Chapter 10: The Armory Of Shadows
“Arm the men. All of them,” Lee commanded, his voice devoid of any human warmth. “We are going to the docks.”
The glass office erupted into organized, terrifying chaos. Jin dragged the sobbing David Mercer out by his expensive silk collar, leaving a streak of blood across the pristine floor.
Caroline stood frozen behind the desk. Her pulse deafened her, drowning out the ambient hum of the servers. She had spent her entire life running from violence, hiding in the shadows of the restaurant world, praying to remain invisible.
Now, she had just triggered a war.
“You will remain here, Caroline,” Lee ordered, adjusting the cuffs of his slate-grey suit as if he were preparing for a board meeting rather than a bloodbath. “Lock down the external servers. Erase Mercer’s digital footprint from our network. When the police arrive at Pier 44 tomorrow morning, they will find nothing that connects back to this building.”
“No,” Caroline blurted out.
Lee stopped. He turned his head slowly. In the criminal empire of Lee Dong Wuk, absolutely no one said the word ‘no’.
“Excuse me?” Lee whispered, the temperature in the room dropping to absolute zero.
“I am not staying in this glass tower while you walk into an ambush,” Caroline said, stepping out from behind the desk. Her legs were shaking, but she forced her chin up. “Ashford bought the port manager. That means he controls the automated security grids. He controls the container cranes. If you walk into Pier 44 blindly, his snipers will butcher your men from the high ground before you even see the shipping crates.”
Lee’s eyes narrowed, processing her logic. “And what exactly is a former waitress going to do against a Russian syndicate strike team?”
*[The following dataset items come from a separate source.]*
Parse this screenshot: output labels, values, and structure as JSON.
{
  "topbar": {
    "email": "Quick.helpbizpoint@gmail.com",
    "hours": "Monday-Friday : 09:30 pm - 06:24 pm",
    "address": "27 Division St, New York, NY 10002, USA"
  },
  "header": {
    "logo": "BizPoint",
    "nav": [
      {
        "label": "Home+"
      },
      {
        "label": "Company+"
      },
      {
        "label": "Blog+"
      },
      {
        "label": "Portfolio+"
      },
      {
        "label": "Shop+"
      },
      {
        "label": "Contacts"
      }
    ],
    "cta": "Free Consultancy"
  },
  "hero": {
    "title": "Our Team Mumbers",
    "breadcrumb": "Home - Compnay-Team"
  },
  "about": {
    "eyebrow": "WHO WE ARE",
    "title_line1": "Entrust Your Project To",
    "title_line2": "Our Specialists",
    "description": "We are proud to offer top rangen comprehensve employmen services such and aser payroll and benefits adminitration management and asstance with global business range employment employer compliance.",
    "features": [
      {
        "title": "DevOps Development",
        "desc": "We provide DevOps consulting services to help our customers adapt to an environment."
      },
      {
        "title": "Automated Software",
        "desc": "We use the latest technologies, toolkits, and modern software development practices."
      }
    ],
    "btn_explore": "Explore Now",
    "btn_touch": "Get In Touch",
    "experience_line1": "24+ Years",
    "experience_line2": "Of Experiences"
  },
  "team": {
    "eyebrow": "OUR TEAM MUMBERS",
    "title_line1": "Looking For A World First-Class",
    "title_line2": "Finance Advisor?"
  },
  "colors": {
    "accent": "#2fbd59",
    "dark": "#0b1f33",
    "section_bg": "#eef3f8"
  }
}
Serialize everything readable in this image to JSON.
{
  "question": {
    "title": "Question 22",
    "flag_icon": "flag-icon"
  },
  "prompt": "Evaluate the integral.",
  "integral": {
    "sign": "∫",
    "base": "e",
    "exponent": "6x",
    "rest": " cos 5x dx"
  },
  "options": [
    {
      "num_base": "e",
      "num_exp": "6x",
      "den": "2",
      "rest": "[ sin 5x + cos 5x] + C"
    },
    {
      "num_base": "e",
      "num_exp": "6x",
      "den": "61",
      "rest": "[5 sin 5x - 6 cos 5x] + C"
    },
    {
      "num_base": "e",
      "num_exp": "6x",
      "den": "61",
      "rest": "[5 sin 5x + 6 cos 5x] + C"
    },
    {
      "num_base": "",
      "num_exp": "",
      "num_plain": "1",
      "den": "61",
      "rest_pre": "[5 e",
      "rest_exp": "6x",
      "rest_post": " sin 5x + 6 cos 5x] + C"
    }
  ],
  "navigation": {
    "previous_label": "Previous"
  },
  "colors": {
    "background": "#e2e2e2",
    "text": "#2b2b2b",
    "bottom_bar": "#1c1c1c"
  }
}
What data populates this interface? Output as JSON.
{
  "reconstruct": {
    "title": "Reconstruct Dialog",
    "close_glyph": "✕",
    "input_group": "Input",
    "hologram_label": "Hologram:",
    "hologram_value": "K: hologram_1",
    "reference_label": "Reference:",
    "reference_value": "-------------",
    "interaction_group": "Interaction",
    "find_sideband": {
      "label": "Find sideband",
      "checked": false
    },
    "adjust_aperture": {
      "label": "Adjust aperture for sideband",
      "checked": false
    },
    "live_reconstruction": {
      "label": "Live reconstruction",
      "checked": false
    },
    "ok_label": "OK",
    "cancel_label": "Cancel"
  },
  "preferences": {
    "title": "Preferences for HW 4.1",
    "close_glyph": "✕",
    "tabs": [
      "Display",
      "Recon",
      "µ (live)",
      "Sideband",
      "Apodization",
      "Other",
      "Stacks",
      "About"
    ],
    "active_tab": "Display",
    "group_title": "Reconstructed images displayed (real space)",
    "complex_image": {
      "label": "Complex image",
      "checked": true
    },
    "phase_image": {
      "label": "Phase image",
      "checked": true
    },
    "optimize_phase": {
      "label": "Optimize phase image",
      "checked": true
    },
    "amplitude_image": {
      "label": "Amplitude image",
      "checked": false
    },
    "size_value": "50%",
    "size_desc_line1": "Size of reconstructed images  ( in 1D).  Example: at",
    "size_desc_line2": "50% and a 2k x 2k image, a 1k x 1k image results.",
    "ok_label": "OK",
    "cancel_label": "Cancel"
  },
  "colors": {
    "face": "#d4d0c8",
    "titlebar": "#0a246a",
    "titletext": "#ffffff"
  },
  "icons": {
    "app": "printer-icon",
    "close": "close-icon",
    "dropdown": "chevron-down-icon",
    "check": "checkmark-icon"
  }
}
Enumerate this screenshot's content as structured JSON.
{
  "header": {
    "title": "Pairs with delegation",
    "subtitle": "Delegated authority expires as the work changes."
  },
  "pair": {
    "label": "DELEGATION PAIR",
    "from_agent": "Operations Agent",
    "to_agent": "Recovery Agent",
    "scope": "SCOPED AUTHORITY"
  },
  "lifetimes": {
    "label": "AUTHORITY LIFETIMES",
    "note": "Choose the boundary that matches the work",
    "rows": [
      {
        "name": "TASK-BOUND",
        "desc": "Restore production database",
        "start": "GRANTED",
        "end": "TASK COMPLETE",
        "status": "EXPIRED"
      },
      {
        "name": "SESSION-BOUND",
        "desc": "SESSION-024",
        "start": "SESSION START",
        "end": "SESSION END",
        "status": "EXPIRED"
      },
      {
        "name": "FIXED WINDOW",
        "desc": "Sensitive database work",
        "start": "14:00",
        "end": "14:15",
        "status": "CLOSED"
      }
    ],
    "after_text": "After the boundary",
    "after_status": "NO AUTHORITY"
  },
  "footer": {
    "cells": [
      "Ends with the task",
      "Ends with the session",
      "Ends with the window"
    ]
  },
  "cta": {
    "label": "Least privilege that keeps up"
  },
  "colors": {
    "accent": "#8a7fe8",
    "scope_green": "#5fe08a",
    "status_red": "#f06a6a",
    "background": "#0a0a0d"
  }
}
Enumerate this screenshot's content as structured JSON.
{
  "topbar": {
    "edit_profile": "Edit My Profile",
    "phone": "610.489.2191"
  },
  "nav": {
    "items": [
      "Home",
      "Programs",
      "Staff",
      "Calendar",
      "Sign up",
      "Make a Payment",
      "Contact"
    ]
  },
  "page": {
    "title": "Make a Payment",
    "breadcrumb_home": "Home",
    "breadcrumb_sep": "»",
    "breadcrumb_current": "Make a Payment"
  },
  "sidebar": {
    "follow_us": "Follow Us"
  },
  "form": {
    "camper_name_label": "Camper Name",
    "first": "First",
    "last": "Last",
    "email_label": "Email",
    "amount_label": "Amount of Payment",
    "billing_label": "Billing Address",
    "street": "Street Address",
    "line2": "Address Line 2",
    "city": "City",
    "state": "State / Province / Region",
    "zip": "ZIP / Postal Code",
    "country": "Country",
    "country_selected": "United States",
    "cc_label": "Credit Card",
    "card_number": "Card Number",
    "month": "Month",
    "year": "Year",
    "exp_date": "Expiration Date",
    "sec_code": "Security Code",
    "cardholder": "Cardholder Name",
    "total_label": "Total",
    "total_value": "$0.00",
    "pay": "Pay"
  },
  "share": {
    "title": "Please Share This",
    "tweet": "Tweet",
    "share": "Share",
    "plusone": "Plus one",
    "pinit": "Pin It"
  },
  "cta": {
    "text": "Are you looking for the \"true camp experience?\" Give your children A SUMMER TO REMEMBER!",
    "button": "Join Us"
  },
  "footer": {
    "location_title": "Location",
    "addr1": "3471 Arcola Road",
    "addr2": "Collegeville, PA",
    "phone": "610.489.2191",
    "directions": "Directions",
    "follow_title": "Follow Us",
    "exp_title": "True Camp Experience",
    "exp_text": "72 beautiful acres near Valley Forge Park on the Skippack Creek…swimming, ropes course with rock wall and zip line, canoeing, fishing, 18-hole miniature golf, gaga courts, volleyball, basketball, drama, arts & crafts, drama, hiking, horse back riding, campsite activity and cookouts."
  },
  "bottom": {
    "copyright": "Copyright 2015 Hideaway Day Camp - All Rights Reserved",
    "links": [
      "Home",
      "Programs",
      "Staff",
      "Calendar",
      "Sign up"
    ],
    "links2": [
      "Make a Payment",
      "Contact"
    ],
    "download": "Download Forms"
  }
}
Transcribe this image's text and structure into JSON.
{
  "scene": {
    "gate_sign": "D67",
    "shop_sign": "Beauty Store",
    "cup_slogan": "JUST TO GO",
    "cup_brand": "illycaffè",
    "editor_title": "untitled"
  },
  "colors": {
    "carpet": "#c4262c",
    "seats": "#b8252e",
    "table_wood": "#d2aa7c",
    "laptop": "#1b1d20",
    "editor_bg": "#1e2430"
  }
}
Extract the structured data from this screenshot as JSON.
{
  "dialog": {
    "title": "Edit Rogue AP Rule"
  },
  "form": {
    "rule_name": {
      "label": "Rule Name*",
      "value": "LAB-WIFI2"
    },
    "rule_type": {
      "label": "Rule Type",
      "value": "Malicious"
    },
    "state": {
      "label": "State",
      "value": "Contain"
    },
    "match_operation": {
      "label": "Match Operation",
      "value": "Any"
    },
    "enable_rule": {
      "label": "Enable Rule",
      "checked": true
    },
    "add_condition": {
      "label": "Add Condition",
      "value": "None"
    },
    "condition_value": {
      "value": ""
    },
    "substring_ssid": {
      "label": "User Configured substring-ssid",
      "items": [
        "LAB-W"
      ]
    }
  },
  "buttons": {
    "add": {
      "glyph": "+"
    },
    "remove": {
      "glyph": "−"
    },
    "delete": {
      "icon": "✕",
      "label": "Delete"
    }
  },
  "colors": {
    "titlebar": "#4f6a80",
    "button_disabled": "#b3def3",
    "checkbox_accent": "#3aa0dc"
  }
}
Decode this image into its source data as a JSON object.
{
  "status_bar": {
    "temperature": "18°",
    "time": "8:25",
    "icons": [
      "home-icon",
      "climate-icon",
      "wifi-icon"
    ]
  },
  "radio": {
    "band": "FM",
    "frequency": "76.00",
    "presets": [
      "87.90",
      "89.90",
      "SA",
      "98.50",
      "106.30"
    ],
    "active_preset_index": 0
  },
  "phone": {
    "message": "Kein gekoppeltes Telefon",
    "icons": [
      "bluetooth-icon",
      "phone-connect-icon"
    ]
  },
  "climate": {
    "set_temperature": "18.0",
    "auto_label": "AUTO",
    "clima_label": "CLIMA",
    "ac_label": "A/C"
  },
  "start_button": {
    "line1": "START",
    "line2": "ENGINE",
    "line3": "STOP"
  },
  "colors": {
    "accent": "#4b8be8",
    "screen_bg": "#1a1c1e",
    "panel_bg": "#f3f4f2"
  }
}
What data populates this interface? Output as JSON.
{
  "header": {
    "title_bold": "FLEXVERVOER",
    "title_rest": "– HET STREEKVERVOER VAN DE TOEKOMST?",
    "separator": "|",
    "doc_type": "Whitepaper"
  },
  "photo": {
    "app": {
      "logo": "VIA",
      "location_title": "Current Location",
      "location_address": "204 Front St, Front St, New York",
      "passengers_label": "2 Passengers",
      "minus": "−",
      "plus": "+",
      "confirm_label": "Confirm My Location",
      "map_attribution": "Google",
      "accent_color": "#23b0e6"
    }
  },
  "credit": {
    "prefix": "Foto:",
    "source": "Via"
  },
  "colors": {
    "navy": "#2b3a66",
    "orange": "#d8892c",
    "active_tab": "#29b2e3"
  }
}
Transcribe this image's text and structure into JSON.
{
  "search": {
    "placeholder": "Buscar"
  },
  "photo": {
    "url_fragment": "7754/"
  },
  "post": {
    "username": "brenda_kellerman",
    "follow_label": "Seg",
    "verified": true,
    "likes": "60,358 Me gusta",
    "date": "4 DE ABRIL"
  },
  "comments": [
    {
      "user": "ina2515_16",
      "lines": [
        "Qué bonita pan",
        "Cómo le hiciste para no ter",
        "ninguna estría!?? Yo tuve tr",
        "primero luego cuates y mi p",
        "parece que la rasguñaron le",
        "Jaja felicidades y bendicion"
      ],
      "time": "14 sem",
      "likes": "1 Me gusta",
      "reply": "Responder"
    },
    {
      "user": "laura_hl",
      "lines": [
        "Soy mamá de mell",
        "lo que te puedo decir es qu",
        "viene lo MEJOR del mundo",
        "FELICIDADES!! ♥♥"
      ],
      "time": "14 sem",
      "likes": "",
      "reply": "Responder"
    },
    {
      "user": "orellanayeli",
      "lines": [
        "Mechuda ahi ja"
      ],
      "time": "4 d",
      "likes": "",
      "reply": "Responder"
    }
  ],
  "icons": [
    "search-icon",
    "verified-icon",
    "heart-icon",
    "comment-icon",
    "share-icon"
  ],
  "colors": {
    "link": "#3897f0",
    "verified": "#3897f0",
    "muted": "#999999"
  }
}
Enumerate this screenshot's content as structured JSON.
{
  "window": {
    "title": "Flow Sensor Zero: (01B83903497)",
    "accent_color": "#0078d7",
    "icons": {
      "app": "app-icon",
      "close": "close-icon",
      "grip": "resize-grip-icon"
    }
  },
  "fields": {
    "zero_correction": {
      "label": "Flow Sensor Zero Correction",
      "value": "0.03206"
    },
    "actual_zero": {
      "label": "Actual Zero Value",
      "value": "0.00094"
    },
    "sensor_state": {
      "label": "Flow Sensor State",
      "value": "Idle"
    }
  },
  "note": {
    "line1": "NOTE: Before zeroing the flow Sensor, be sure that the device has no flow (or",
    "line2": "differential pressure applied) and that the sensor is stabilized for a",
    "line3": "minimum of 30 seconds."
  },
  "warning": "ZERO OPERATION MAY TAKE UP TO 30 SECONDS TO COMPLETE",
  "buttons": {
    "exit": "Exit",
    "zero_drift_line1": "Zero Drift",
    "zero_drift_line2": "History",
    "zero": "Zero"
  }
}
“I am not a waitress anymore,” Caroline fired back, her voice laced with venom. “You told me to find the lie in the math. I found it. But Mercer didn’t just give Ashford the cargo schedule. He gave him the override codes for the port’s logistical mainframe.”
“Explain,” Lee demanded, stepping closer.
“The Long Beach port is fully automated,” Caroline said, grabbing her tablet and pulling up a structural blueprint of Pier 44. “The shipping containers are stacked six stories high by autonomous cranes. Ashford is going to use the grid to trap you in the center aisle. He’ll lock the gates and rain hell down on you.”
“Can you override the system from here?” Lee asked.
“No,” Caroline shook her head, frustrated. “Mercer changed the external firewalls. The only way to hack the grid and take control of the cranes is to plug directly into the local terminal inside the dockmaster’s booth. On the pier.”
“Absolutely not,” Jin interrupted, stepping back into the office. His tactical jacket was heavily loaded with spare magazines and a suppressed submachine gun. “It is a kill zone, Mr. Lee. She is a civilian. She will freeze the moment the shooting starts and become a liability.”
“I survived Ashford once!” Caroline shouted, pointing a trembling finger at the massive bodyguard. “When he threw me to the ground, I didn’t break. Do not look at me and tell me I am weak, Jin!”
When everyone around you underestimates your will to survive, do you stay safe in the shadows, or do you step into the line of fire?
Jin stepped forward, his jaw tight. “Survival in a restaurant is not survival in a crossfire. If a bullet shatters your femur, you will scream. Your screams will compromise our position. You stay here.”
“Enough,” Lee snapped. The authority in his voice instantly silenced the room.
He walked up to Caroline, stopping so close she could smell the cold ozone and expensive cologne clinging to him. He looked deep into her eyes, searching for any trace of hesitation.
“If I take you to the docks,” Lee whispered softly, “you will see things tonight that will permanently destroy whatever innocence you have left. You will watch men die. You will hear them beg. Are you prepared to carry that weight?”
Caroline swallowed hard. She thought of Maya, sleeping safely in the VIP hospital wing because of the monster standing in front of her.
“I left my innocence on the marble floor at Aurelius,” Caroline answered coldly. “Get me to that terminal, and I will crush Ashford with his own trap.”
Lee stared at her for three agonizing seconds. Then, a dark, terrifying smile touched his lips.
“Jin,” Lee said, not breaking eye contact with Caroline. “Give the logistics director a Kevlar vest. We leave in five minutes.”